Text size
Print Share Email

The Million Word Mystery

May 12, 2009
By Lindsey Schneider

dictionaryThe media has been abuzz for the past few weeks over the approaching inclusion of the millionth word into the English language. The Global Language Monitor, an organization in Austin, Texas, predicted that the great event would happen at precisely 10:22 a.m. on June 10.

 

This milestone would mark the dominance of English over every other spoken language. At that point, its vocabulary would be twice as large as Cantonese (the second densest language), and would dwarf French’s 100,000- and Spanish’s 250,000-word lexicons. What would this millionth word be? Some say it will be "defriend". Others are certain it will be "noob.”

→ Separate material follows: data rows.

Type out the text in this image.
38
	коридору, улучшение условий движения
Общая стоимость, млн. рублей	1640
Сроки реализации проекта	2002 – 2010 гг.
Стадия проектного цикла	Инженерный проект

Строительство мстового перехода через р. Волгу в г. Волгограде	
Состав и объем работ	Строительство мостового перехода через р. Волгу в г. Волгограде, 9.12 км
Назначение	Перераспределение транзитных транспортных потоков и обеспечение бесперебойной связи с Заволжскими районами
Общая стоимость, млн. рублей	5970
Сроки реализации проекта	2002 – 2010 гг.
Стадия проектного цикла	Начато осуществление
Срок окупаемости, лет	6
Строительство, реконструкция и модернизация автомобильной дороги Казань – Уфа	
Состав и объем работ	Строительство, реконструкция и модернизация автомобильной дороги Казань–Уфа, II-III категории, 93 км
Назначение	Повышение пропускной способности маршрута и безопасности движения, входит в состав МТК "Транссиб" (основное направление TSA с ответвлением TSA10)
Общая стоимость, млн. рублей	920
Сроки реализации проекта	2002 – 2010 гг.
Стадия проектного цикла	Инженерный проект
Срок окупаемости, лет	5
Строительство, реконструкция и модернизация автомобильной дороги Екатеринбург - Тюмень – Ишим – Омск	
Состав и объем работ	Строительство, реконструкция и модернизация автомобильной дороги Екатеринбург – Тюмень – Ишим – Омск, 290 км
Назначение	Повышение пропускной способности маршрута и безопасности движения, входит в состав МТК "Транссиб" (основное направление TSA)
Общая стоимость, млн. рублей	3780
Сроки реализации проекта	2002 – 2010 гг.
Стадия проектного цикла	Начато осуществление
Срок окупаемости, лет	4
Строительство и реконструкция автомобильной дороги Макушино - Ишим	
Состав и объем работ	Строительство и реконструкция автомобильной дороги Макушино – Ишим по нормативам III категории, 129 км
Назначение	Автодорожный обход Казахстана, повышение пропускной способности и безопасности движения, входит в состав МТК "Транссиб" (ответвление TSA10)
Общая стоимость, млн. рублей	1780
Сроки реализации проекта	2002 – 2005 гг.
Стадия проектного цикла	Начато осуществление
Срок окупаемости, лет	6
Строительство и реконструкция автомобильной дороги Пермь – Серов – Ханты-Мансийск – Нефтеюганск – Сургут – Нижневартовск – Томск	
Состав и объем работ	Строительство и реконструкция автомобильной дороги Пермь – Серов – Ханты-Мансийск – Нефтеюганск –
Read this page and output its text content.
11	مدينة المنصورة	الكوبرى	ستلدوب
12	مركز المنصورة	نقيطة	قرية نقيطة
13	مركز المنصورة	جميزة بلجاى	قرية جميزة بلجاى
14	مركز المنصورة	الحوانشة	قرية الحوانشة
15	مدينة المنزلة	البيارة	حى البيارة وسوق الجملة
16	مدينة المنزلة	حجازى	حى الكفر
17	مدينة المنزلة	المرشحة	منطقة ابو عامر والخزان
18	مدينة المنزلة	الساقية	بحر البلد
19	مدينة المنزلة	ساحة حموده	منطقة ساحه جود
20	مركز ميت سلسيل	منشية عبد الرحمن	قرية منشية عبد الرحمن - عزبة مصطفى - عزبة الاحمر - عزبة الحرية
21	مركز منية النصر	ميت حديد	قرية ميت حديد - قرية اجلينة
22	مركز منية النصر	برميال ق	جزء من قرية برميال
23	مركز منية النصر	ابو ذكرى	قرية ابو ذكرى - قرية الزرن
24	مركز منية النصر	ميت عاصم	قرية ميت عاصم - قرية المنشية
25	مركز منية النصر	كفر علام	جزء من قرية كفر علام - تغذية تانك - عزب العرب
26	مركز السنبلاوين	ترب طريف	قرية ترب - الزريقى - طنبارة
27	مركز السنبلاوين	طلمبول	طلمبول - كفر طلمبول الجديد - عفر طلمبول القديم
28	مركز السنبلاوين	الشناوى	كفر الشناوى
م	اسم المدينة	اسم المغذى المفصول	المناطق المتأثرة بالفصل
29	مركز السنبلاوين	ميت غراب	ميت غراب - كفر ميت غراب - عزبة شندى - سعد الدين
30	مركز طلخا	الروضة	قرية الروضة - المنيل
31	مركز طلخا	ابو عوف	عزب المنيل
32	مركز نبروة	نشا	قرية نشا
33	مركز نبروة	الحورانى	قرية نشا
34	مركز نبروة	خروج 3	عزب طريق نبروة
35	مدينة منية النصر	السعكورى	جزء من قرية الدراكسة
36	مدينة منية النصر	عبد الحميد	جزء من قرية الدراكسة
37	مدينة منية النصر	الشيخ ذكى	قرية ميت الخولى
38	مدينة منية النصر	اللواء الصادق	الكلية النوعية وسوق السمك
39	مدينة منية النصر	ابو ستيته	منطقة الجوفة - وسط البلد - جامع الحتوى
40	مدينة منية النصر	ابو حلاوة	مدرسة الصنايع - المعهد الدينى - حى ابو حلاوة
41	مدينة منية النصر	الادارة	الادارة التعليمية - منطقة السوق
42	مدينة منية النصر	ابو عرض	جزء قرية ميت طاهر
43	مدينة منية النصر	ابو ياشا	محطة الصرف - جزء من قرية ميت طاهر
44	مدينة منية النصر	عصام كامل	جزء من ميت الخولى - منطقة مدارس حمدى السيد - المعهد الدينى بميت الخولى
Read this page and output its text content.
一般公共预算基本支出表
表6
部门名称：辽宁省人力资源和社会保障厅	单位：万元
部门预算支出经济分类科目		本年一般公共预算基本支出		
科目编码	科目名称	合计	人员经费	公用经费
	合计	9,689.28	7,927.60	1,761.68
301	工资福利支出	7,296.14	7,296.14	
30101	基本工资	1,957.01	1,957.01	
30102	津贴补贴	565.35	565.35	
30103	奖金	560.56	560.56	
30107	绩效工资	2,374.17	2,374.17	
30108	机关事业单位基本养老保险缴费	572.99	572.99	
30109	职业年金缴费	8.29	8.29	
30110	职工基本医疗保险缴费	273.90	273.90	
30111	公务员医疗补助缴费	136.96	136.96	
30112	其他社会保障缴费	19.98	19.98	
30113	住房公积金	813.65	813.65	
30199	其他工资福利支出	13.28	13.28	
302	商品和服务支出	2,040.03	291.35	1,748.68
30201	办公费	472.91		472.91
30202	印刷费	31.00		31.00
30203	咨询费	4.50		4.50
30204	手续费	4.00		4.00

"It doesn't get more exciting than this," trumpeted the Mirror, whose coverage has been far from alone. The Economist, Christian Science Monitor, the Telegraph, NPR, and others have tracked the story. The date has even appeared in FLYP. Most of these media outlets have been rightly skeptical of the ticker, but the media fanfare continues.

But, to coin a phrase, what's in a word? In fact, when you get right down to it, what is a word? Do write and writes count as two? English includes a lot of borrowed words, like beret from the French. Do those count? And when does a word becomes “official.” The Global Language Monitor has decided that for a word to count, it has to be understood by at least 100 million people and show up at least 25,000 times in the mass media, on social networking sites and elsewhere. (Surely by this calculation, those pulling for "noob” will be disappointed.)

At the current pace, a new word is entered into the English language “officially” every 98 minutes, which is how the June 10 prediction was calculated. But then why, through independent analyses, has it been shown that the growth of English words has been slowing?

Benjamin Zimmer, a writer at the University of Pennsylvania’s Language Log blog, has pointed out that the whole Million Word March might just be a “self-aggrandizing scam” put together by the Global Language Monitor’s leader, Paul J.J. Payack. The milestone has been set at numerous dates from 2006 on; the last one was April 29, 2009. When the counter kept going—without reaching one million—Payack just adjusted the date to coincide with the delayed publication of his book, A Million Words and Counting. (Or did his pub date drive the counter this time?)

The statistics, and the dubious circumstances under which Payack counts words, has been seriously debunked by writers like Slate’s Jesse Sheidlower. He wrote that the Global Language Monitor “has done a remarkable job suckering even the respectable press into believing that we're on the verge of adding the millionth word to English—at which point we'll presumably see another flurry of articles about GLM. Even so, its claim is a bogus one.”

Maybe in GLM's honor, the millionth word should be boof.